Another friend arrives at the shop, a secret agent named Barris, who tells them that gold is a composite metal that can be made artificially, and that a large number of people have been making it.

A few days later the narrator, Barris, and their friend, Pierpont, leave for Cardinal Woods by Starlit Lake on a hunting expedition. Barris wanders off to explore the area.

While hunting, the narrator stumbles on a hidden fountain in the middle of the forest, where he meets a woman named Ysonde. They talk, and the narrator learns that she comes from the fictional city of Yian. She suddenly disappears. He believes that she is just a phantom, and returns to the hunt. He meets Barris, who describes the progress of his operation to catch the gold-makers. At night, the narrator sees a Chinaman, whom others have previously seen in the region. He is disturbed that he cannot find the fountain where he met Ysonde, even though he knew exactly where it was. He resigns himself to the possibility that she does not exist. Then he finds her again, and is thrilled. He asks her more about her origins. She frequently mentions the city of Yian, but not in great detail. After he returns to his cabin, the narrator becomes ill. After he recovers he asks Barris where Yian is. Barris denies the existence of the city, but under pressure he recants.

"Yian is a city", repeated Barris, "where the great river winds under the thousand bridges – where the gardens are sweet scented, and the air is filled with the music of silver bells".

My lips formed the question, "Where is this city?"

"It lies", said Barris, almost querulously, "across the seven oceans and the river which is longer than from the earth to the moon".
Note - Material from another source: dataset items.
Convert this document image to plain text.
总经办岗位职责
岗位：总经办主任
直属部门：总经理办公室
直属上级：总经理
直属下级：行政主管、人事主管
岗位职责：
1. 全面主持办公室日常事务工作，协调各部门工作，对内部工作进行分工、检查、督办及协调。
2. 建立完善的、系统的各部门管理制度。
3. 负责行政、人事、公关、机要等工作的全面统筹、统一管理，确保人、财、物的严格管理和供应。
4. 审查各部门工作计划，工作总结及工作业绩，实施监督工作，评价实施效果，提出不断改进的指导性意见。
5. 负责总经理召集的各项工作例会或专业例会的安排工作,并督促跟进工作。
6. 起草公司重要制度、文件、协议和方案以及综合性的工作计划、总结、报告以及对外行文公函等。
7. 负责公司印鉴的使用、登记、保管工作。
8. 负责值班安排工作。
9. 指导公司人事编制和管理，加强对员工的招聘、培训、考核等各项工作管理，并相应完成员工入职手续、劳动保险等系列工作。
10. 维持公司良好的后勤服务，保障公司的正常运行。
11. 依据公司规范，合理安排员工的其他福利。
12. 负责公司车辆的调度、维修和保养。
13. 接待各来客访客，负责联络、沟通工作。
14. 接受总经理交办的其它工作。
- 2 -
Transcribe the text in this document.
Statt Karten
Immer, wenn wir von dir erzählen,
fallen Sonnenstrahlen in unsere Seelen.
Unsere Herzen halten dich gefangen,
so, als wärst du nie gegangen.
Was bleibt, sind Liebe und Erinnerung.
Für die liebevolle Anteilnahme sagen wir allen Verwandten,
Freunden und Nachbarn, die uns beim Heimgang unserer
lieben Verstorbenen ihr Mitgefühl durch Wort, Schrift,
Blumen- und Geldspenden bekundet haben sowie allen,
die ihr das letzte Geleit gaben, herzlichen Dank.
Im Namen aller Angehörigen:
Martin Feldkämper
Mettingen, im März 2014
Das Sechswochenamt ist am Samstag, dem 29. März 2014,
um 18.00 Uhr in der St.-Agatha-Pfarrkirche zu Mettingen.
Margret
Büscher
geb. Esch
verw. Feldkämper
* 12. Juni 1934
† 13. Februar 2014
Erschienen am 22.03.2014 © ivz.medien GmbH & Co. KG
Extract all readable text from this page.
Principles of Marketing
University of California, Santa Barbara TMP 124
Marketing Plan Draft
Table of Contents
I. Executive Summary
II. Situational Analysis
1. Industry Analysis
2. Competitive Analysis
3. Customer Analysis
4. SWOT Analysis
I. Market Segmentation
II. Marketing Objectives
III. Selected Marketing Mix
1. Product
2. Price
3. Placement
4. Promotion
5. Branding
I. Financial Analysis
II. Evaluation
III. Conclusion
Barris says that it is the center of Yue-Laou—the Maker of Moons—and his sorcerers, the Kuen-Yuin. Barris once lived there. He describes how he was tricked by Yue-Laou: the Maker provided him with a lovely woman with whom he fell in love, and then he took her away from Barris. Barris believes that Xangi, who "is God", is greater than Yue-Laou and that he shall bring him again to his beloved.

The narrator again searches for Ysonde (who is speculated to be Barris's daughter from the woman he lost). Evading hordes of fleeing animals, he finally finds her. They witness in horror as Yue-Laou brings forth the monstrous Xin. Barris arrives and shoots at Yue-Laou, but his body is never found.

The conclusion establishes that this is a story within a story:"Ysonde bends over my desk--I feel her hand on my arm, and she is saying, "Don't you think you have done enough to-day, dear? How can you write such silly nonsense without a shadow of truth or foundation?"

== Publication ==
The story was serialized several times in newspaper format in the United States, with illustrations by artists like J. J. Sheridan, and Howard V. Brown.

The story was received favorably abroad.

Shroud Publications released it as a chapbook in 1954, with the last two chapters omitted.